Imagine a battlefield. The weapons have fallen silent, but the ground remains charged with millions of invisible fragments: shrapnel, fossilized tears, whispered vows of vengeance from ancestors. These “ghosts” are not supernatural—they are invisible debts, accumulated over generations, trapping peoples in cycles of violence. In this first episode, we explore how these debts—emotional, memorial, ecological—hinder peace and how systemic thinking can help tame them.

1. What Is an “Invisible Debt”?

“Invisible debts are like poisoned roots. If they are not pulled out, they choke any new growth of peace.”

An invisible debt is an unresolved imbalance in a system that is transmitted and transformed over time. Unlike financial debt, it cannot be erased by a payment—only acknowledged, transformed, or… exacerbated.

Three Forms of Invisible Debts:

? Emotional debt: Unrecognized suffering (e.g., survivors of the Nakba or the Holocaust whose pain is denied).

? Memorial debt: Conflicting historical narratives (e.g., “WE are the victims” vs. “YOU are the aggressors”).

? Ecological debt: Polluted lands, depleted resources that deprive future generations of their heritage (e.g., Gaza’s soil contaminated with phosphorus).

2. When the Past Wraps Around the Present

The Treaty of Versailles (1919)

  • Financial debt: Germany, deemed solely responsible for World War I, must pay 132 billion gold marks.
  • Invisible debt: National humiliation fuels resentment, later exploited by the Nazis.

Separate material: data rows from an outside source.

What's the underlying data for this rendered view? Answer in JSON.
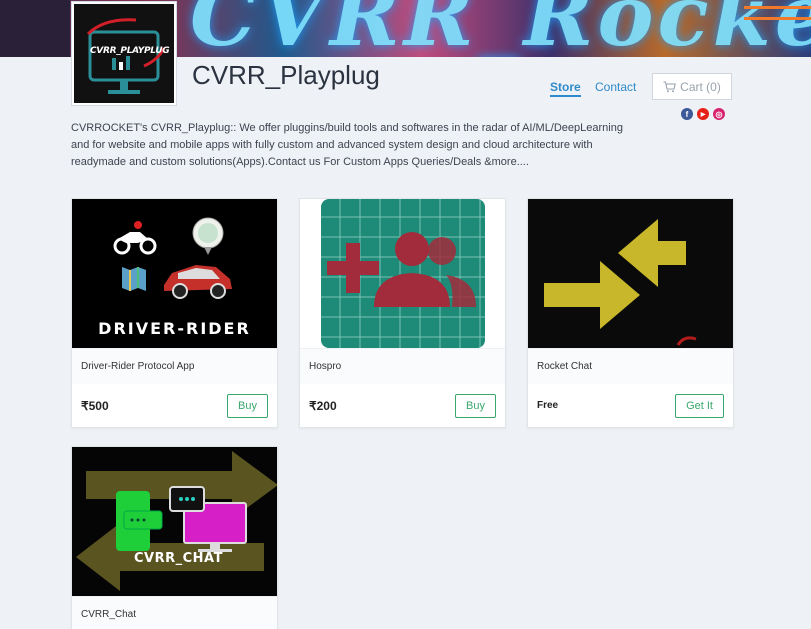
{
  "store": {
    "title": "CVRR_Playplug",
    "logo_text": "CVRR_PLAYPLUG",
    "banner_text": "CVRR_Rocket",
    "description": "CVRROCKET's CVRR_Playplug:: We offer pluggins/build tools and softwares in the radar of AI/ML/DeepLearning and for website and mobile apps with fully custom and advanced system design and cloud architecture with readymade and custom solutions(Apps).Contact us For Custom Apps Queries/Deals &more...."
  },
  "nav": {
    "store": "Store",
    "contact": "Contact",
    "cart": "Cart (0)"
  },
  "social": {
    "facebook": "f",
    "youtube": "▶",
    "instagram": "◎"
  },
  "products": [
    {
      "name": "Driver-Rider Protocol App",
      "price": "₹500",
      "button": "Buy",
      "image_caption": "DRIVER-RIDER"
    },
    {
      "name": "Hospro",
      "price": "₹200",
      "button": "Buy"
    },
    {
      "name": "Rocket Chat",
      "price": "Free",
      "button": "Get It"
    },
    {
      "name": "CVRR_Chat",
      "image_caption": "CVRR_CHAT"
    }
  ],
  "colors": {
    "accent": "#2f8ac9",
    "button": "#3aa76d"
  }
}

Economic debt becomes an identity debt.
  • Systemic Lesson: A poorly managed debt creates a feedback loop: reparations → anger → revenge → new war.

The Marshall Plan (1947)

? The United States invests $13 billion (equivalent to $150 billion today) to rebuild Europe, including Germany.

? Systemic effect: Economic debt becomes a lever for cooperation → lasting peace in Western Europe.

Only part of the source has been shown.